Early treatment shown to delay conversion to clinically definite multiple sclerosis
THURSDAY, Oct. 8 (HealthDay News) -- Early treatment with glatiramer acetate may delay the start of clinically definite multiple sclerosis (MS), according to the PreCISe study published online Oct. 7 in The Lancet.
Giancarlo Comi, M.D., of the Scientific Institute San Raffaele in Milan, Italy, and colleagues randomized 481 patients with a clinically isolated syndrome with unifocal manifestation, and brain lesions 6 mm or larger, to treatment with subcutaneous glatiramer acetate (20 mg per day) or placebo. The patients were treated for up to 36 months unless patients progressed to clinically definite MS. The primary study end point was the length of time before clinically definite MS was diagnosed, based on a second clinical MS attack.

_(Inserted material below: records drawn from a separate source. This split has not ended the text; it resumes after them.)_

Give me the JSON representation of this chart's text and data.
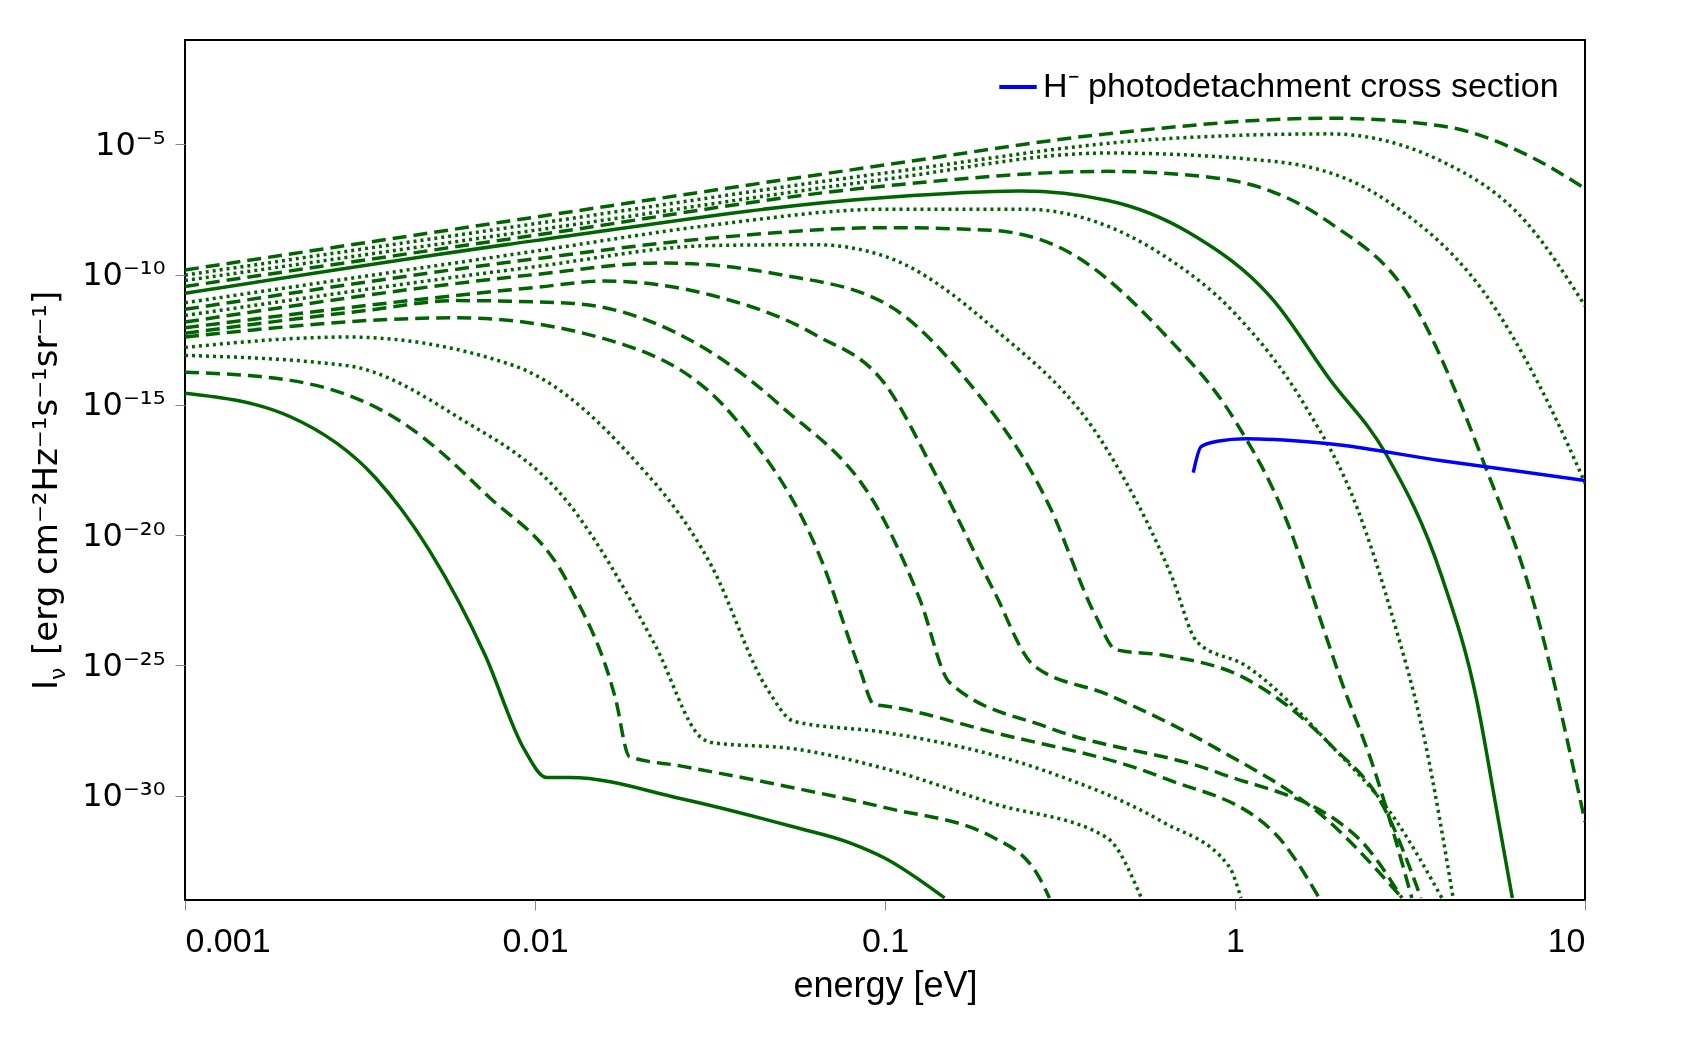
{
  "chart_data": {
    "type": "line",
    "xlabel": "energy [eV]",
    "ylabel": "I$_{ν}$ [erg cm⁻²Hz⁻¹s⁻¹sr⁻¹]",
    "log": "xy",
    "grid": false,
    "legend": "top right",
    "marker": "none",
    "xlim": [
      0.001,
      10
    ],
    "xticks": [
      0.001,
      0.01,
      0.1,
      1,
      10
    ],
    "ylim": [
      1e-34,
      0.1
    ],
    "yticks": [
      {
        "value": 1e-30,
        "label": "10⁻³⁰"
      },
      {
        "value": 1e-25,
        "label": "10⁻²⁵"
      },
      {
        "value": 1e-20,
        "label": "10⁻²⁰"
      },
      {
        "value": 1e-15,
        "label": "10⁻¹⁵"
      },
      {
        "value": 1e-10,
        "label": "10⁻¹⁰"
      },
      {
        "value": 1e-05,
        "label": "10⁻⁵"
      }
    ],
    "series": [
      {
        "color": "#006400",
        "line_style": "solid",
        "x": [
          0.001,
          0.002,
          0.0035,
          0.005,
          0.0072,
          0.0093,
          0.0108,
          0.0126,
          0.026,
          0.055,
          0.079,
          0.1,
          0.148
        ],
        "values": [
          2.8e-15,
          3.5e-16,
          1.6e-18,
          2.5e-21,
          2.5e-25,
          6.3e-29,
          5e-30,
          5e-30,
          7.9e-31,
          6.3e-32,
          1.6e-32,
          4e-33,
          1.2e-34
        ]
      },
      {
        "color": "#006400",
        "line_style": "dashed",
        "x": [
          0.001,
          0.002,
          0.0042,
          0.0072,
          0.0126,
          0.017,
          0.0186,
          0.026,
          0.055,
          0.1,
          0.204,
          0.275,
          0.295
        ],
        "values": [
          1.8e-14,
          8.7e-15,
          2e-16,
          4e-19,
          1e-22,
          5e-27,
          3.2e-29,
          1.4e-29,
          2e-30,
          3.5e-31,
          2.5e-32,
          7.9e-34,
          1.2e-34
        ]
      },
      {
        "color": "#006400",
        "line_style": "dotted",
        "x": [
          0.001,
          0.0029,
          0.006,
          0.0126,
          0.022,
          0.03,
          0.032,
          0.055,
          0.1,
          0.204,
          0.43,
          0.54
        ],
        "values": [
          7.9e-14,
          3.2e-14,
          3.5e-16,
          1.4e-19,
          6.3e-25,
          1.6e-28,
          1.1e-28,
          6.3e-29,
          1.1e-29,
          5e-31,
          2.5e-32,
          1.2e-34
        ]
      },
      {
        "color": "#006400",
        "line_style": "dotted",
        "x": [
          0.001,
          0.0029,
          0.0087,
          0.018,
          0.032,
          0.046,
          0.055,
          0.1,
          0.295,
          0.62,
          0.96,
          1.04
        ],
        "values": [
          1.6e-13,
          4e-13,
          3.2e-14,
          2e-17,
          6.3e-22,
          1.3e-26,
          7.1e-28,
          2.7e-28,
          7.9e-30,
          1e-31,
          2e-33,
          1.2e-34
        ]
      },
      {
        "color": "#006400",
        "line_style": "dashed",
        "x": [
          0.001,
          0.006,
          0.018,
          0.038,
          0.066,
          0.085,
          0.093,
          0.1,
          0.204,
          0.62,
          1.29,
          1.74
        ],
        "values": [
          4e-13,
          2.2e-12,
          2e-13,
          2.2e-16,
          1e-21,
          6.3e-26,
          3.2e-27,
          2.8e-27,
          2.7e-28,
          5e-30,
          4e-32,
          1.2e-34
        ]
      },
      {
        "color": "#006400",
        "line_style": "dashed",
        "x": [
          0.001,
          0.0032,
          0.006,
          0.0126,
          0.025,
          0.05,
          0.1,
          0.126,
          0.153,
          0.295,
          0.89,
          2.24,
          3.0
        ],
        "values": [
          5.6e-13,
          4e-12,
          1e-11,
          7.9e-12,
          6.3e-13,
          1e-15,
          3.2e-20,
          3.2e-23,
          2.2e-26,
          4e-28,
          7.9e-30,
          2.5e-32,
          1.2e-34
        ]
      },
      {
        "color": "#006400",
        "line_style": "dashed",
        "x": [
          0.001,
          0.01,
          0.0158,
          0.032,
          0.063,
          0.1,
          0.141,
          0.204,
          0.266,
          0.43,
          0.89,
          1.86,
          3.0
        ],
        "values": [
          9.1e-13,
          3.2e-11,
          5.6e-11,
          1.6e-11,
          5e-13,
          6.3e-15,
          1.6e-18,
          7.9e-23,
          1e-25,
          7.9e-27,
          6.3e-29,
          1e-31,
          1.2e-34
        ]
      },
      {
        "color": "#006400",
        "line_style": "dashed",
        "x": [
          0.001,
          0.01,
          0.023,
          0.05,
          0.1,
          0.17,
          0.295,
          0.4,
          0.457,
          0.62,
          1.07,
          1.86,
          2.7,
          3.4
        ],
        "values": [
          1.5e-12,
          1e-10,
          2.8e-10,
          1e-10,
          7.9e-12,
          1e-14,
          1.3e-19,
          7.9e-24,
          4e-25,
          2.5e-25,
          3.2e-26,
          1e-28,
          2.5e-31,
          1.2e-34
        ]
      },
      {
        "color": "#006400",
        "line_style": "dotted",
        "x": [
          0.001,
          0.01,
          0.032,
          0.063,
          0.1,
          0.204,
          0.43,
          0.66,
          0.78,
          1.07,
          1.86,
          2.9,
          3.9
        ],
        "values": [
          2.7e-12,
          2e-10,
          1.3e-09,
          1.4e-09,
          5e-10,
          8.9e-13,
          2e-17,
          2.5e-22,
          7.9e-25,
          1e-25,
          1e-28,
          1e-31,
          1.2e-34
        ]
      },
      {
        "color": "#006400",
        "line_style": "dashed",
        "x": [
          0.001,
          0.01,
          0.032,
          0.1,
          0.2,
          0.32,
          0.63,
          1.0,
          1.41,
          1.78,
          2.0,
          2.5,
          3.2
        ],
        "values": [
          4.6e-12,
          4e-10,
          2.5e-09,
          6.3e-09,
          5e-09,
          1e-09,
          5e-13,
          2.5e-16,
          3.2e-20,
          3.2e-24,
          3.2e-26,
          1e-29,
          1.2e-34
        ]
      },
      {
        "color": "#006400",
        "line_style": "dotted",
        "x": [
          0.001,
          0.01,
          0.032,
          0.1,
          0.25,
          0.63,
          1.0,
          1.58,
          2.24,
          2.8,
          3.5,
          4.2
        ],
        "values": [
          8.3e-12,
          7.9e-10,
          7.9e-09,
          3.2e-08,
          3.2e-08,
          5e-10,
          3.2e-12,
          1e-15,
          1e-19,
          1e-23,
          1e-28,
          1.2e-34
        ]
      },
      {
        "color": "#006400",
        "line_style": "solid",
        "x": [
          0.001,
          0.01,
          0.1,
          0.245,
          0.43,
          0.74,
          1.29,
          1.86,
          2.7,
          3.9,
          4.9,
          5.6,
          6.2
        ],
        "values": [
          1.9e-11,
          2e-09,
          9.1e-08,
          1.6e-07,
          7.1e-08,
          4e-09,
          1e-11,
          1e-14,
          1.3e-17,
          2.5e-22,
          5e-27,
          2.5e-31,
          1.2e-34
        ]
      },
      {
        "color": "#006400",
        "line_style": "dashed",
        "x": [
          0.001,
          0.01,
          0.1,
          0.43,
          0.89,
          1.86,
          3.2,
          5.2,
          7.1,
          10
        ],
        "values": [
          3.5e-11,
          3.2e-09,
          2.5e-07,
          9.1e-07,
          5e-07,
          1e-08,
          1e-11,
          4e-18,
          3.2e-23,
          1e-31
        ]
      },
      {
        "color": "#006400",
        "line_style": "dotted",
        "x": [
          0.001,
          0.01,
          0.1,
          0.43,
          1.29,
          2.7,
          5.6,
          8.1,
          10
        ],
        "values": [
          5.9e-11,
          5e-09,
          4.5e-07,
          4.6e-06,
          2.2e-06,
          7.1e-08,
          4e-12,
          5e-16,
          1e-18
        ]
      },
      {
        "color": "#006400",
        "line_style": "dotted",
        "x": [
          0.001,
          0.01,
          0.1,
          0.62,
          1.86,
          3.9,
          6.8,
          10
        ],
        "values": [
          9.5e-11,
          8.9e-09,
          7.9e-07,
          1.6e-05,
          2.5e-05,
          2.2e-06,
          1e-08,
          6.3e-12
        ]
      },
      {
        "color": "#006400",
        "line_style": "dashed",
        "x": [
          0.001,
          0.01,
          0.1,
          0.43,
          1.86,
          3.9,
          6.8,
          10
        ],
        "values": [
          1.5e-10,
          1.6e-08,
          1.6e-06,
          2.5e-05,
          0.0001,
          5e-05,
          4e-06,
          2e-07
        ]
      },
      {
        "name": "H⁻ photodetachment cross section",
        "color": "#0000ff",
        "line_style": "solid",
        "x": [
          0.76,
          0.8,
          0.89,
          1.07,
          1.86,
          3.9,
          10
        ],
        "values": [
          2.5e-18,
          2.5e-17,
          4e-17,
          5e-17,
          3.2e-17,
          7.1e-18,
          1.26e-18
        ]
      }
    ]
  }
}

The researchers found that the treatment group had a 45 percent reduced risk of developing MS during the course of the study compared with the placebo group. In addition, 24.7 percent of the treatment group had a second clinical attack compared to 42.9 percent of the placebo group. The length of time for 25 percent of patients to develop MS was extended from 336 days for the control group to 722 days for the treatment group. Injection-site and post-injection reactions were more common in the treatment group as compared to placebo group.
"Early treatment with glatiramer acetate is efficacious in delaying conversion to clinically definite MS in patients presenting with clinically isolated syndrome and brain lesions detected by MRI," the authors conclude.
Several authors of this study reported financial and consulting relationships with various pharmaceutical companies.